Decyzja już zapadła – pod topór ma pójść 300 sosen, buków i dębów – wszystkie rosnące przy drodze powiatowej z Dąbrówki do Kozłówki. Drzewa zostaną wycięte, bo – zdaniem Nadleśnictwa Lubartów – stwarzają zagrożenie. Leśnicy już rozpoczęli wycinkę.
– Leśnicy z Lasów Kozłowieckich rąbią drzewa przy drodze z Dąbrówki w kierunku Kozłówki. W ramach trzebieży zimowej, prac pielegnacyjnych czy innych zabiegów pod topór pójdą dorodne okazy sosen i buków. Patrzeć na to nie można – zaalarmował nas pan Krzysztof, poruszony trwającą wycinką w wzdłuż drogi z Dąbrówki do Kozłówki (Gm. Lubartów).
Drzewa do wycinki wytypowało Nadleśnictwo Lubartów.
– Cięcie obejmuje drzewa rosnące na długości około 3 kilometrów, po obu stronach drogi. Łącznie musimy wyciąć ok. 300 drzew różnej grubości – przyznaje Marek Kołtun, nadleśniczy zawiadujący Nadleśnictwem Lubartów.
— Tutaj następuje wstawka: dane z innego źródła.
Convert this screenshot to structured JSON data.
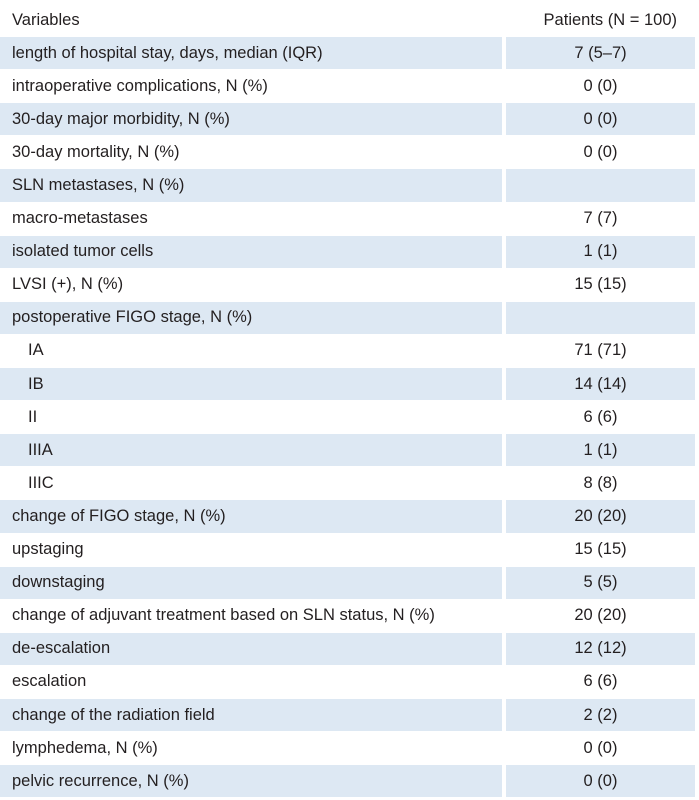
{
  "table": {
    "header": {
      "variables": "Variables",
      "patients": "Patients (N = 100)"
    },
    "rows": [
      {
        "label": "length of hospital stay, days, median (IQR)",
        "value": "7 (5–7)"
      },
      {
        "label": "intraoperative complications, N (%)",
        "value": "0 (0)"
      },
      {
        "label": "30-day major morbidity, N (%)",
        "value": "0 (0)"
      },
      {
        "label": "30-day mortality, N (%)",
        "value": "0 (0)"
      },
      {
        "label": "SLN metastases, N (%)",
        "value": ""
      },
      {
        "label": "macro-metastases",
        "value": "7 (7)"
      },
      {
        "label": "isolated tumor cells",
        "value": "1 (1)"
      },
      {
        "label": "LVSI (+), N (%)",
        "value": "15 (15)"
      },
      {
        "label": "postoperative FIGO stage, N (%)",
        "value": ""
      },
      {
        "label": "IA",
        "value": "71 (71)"
      },
      {
        "label": "IB",
        "value": "14 (14)"
      },
      {
        "label": "II",
        "value": "6 (6)"
      },
      {
        "label": "IIIA",
        "value": "1 (1)"
      },
      {
        "label": "IIIC",
        "value": "8 (8)"
      },
      {
        "label": "change of FIGO stage, N (%)",
        "value": "20 (20)"
      },
      {
        "label": "upstaging",
        "value": "15 (15)"
      },
      {
        "label": "downstaging",
        "value": "5 (5)"
      },
      {
        "label": "change of adjuvant treatment based on SLN status, N (%)",
        "value": "20 (20)"
      },
      {
        "label": "de-escalation",
        "value": "12 (12)"
      },
      {
        "label": "escalation",
        "value": "6 (6)"
      },
      {
        "label": "change of the radiation field",
        "value": "2 (2)"
      },
      {
        "label": "lymphedema, N (%)",
        "value": "0 (0)"
      },
      {
        "label": "pelvic recurrence, N (%)",
        "value": "0 (0)"
      }
    ]
  },
  "colors": {
    "row_shade": "#dde8f3",
    "text": "#231f20",
    "background": "#ffffff"
  }
}
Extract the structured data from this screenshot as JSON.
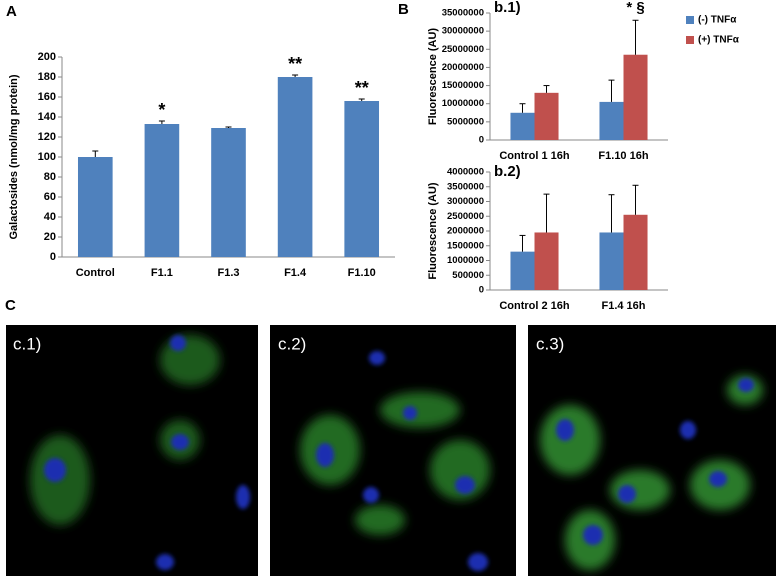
{
  "panel_labels": [
    "A",
    "B",
    "C"
  ],
  "image_labels": [
    "c.1)",
    "c.2)",
    "c.3)"
  ],
  "chart_data": [
    {
      "type": "bar",
      "y_label": "Galactosides (nmol/mg protein)",
      "categories": [
        "Control",
        "F1.1",
        "F1.3",
        "F1.4",
        "F1.10"
      ],
      "values": [
        100,
        133,
        129,
        180,
        156
      ],
      "errors": [
        6,
        3,
        1,
        2,
        2
      ],
      "significance": [
        null,
        "*",
        null,
        "**",
        "**"
      ],
      "color": "#4f81bd",
      "ylim": [
        0,
        200
      ],
      "yticks": [
        0,
        20,
        40,
        60,
        80,
        100,
        120,
        140,
        160,
        180,
        200
      ]
    },
    {
      "type": "grouped_bar",
      "label": "b.1)",
      "y_label": "Fluorescence (AU)",
      "categories": [
        "Control 1 16h",
        "F1.10 16h"
      ],
      "series": [
        {
          "name": "(-) TNFα",
          "color": "#4f81bd",
          "values": [
            7500000,
            10500000
          ],
          "errors": [
            2500000,
            6000000
          ]
        },
        {
          "name": "(+) TNFα",
          "color": "#c0504d",
          "values": [
            13000000,
            23500000
          ],
          "errors": [
            2000000,
            9500000
          ],
          "significance": [
            null,
            "* §"
          ]
        }
      ],
      "ylim": [
        0,
        35000000
      ],
      "yticks": [
        0,
        5000000,
        10000000,
        15000000,
        20000000,
        25000000,
        30000000,
        35000000
      ],
      "legend": "right"
    },
    {
      "type": "grouped_bar",
      "label": "b.2)",
      "y_label": "Fluorescence (AU)",
      "categories": [
        "Control 2 16h",
        "F1.4 16h"
      ],
      "series": [
        {
          "color": "#4f81bd",
          "values": [
            1300000,
            1950000
          ],
          "errors": [
            550000,
            1280000
          ]
        },
        {
          "color": "#c0504d",
          "values": [
            1950000,
            2550000
          ],
          "errors": [
            1300000,
            1000000
          ]
        }
      ],
      "ylim": [
        0,
        4000000
      ],
      "yticks": [
        0,
        500000,
        1000000,
        1500000,
        2000000,
        2500000,
        3000000,
        3500000,
        4000000
      ]
    }
  ]
}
Jak przyznaje, drzewa są w różnym wieku i w różnym stanie zdrowotnym.
– Te działania są wyłącznie podyktowane względami bezpieczeństwa – podkreśla nadleśniczy Kołtun. – Spora cześć tych drzew niebezpiecznie pochyla się na jezdnię, co przy większym wietrze grozi powaleniem. Z kolei grube konary w koronach drzew liściastych w większości są martwe, grożą złamaniem. Na tym odcinku już nie raz usuwaliśmy wiatrołomy. Drzewa ograniczają również widoczność, co jest przyczyną wypadków z dziką zwierzyną. Wielokrotnie płaciliśmy odszkodowania za kolizje tego rodzaju – tłumaczy.
Przed decyzją o wycince leśnicy ocenili kondycję drzew. I do usunięcia zakwalifikowali… wszystkie.
– Gatunki liściaste są popękane, w górnych partiach mają martwe, grube konary. Natomiast sosny w większości są zagubione i zgniłe w środku. Usunięcie drzew w tym stanie to jest oblig, bo bezpieczeństwo ludzi jest najważniejsze – przekonuje nadleśniczy.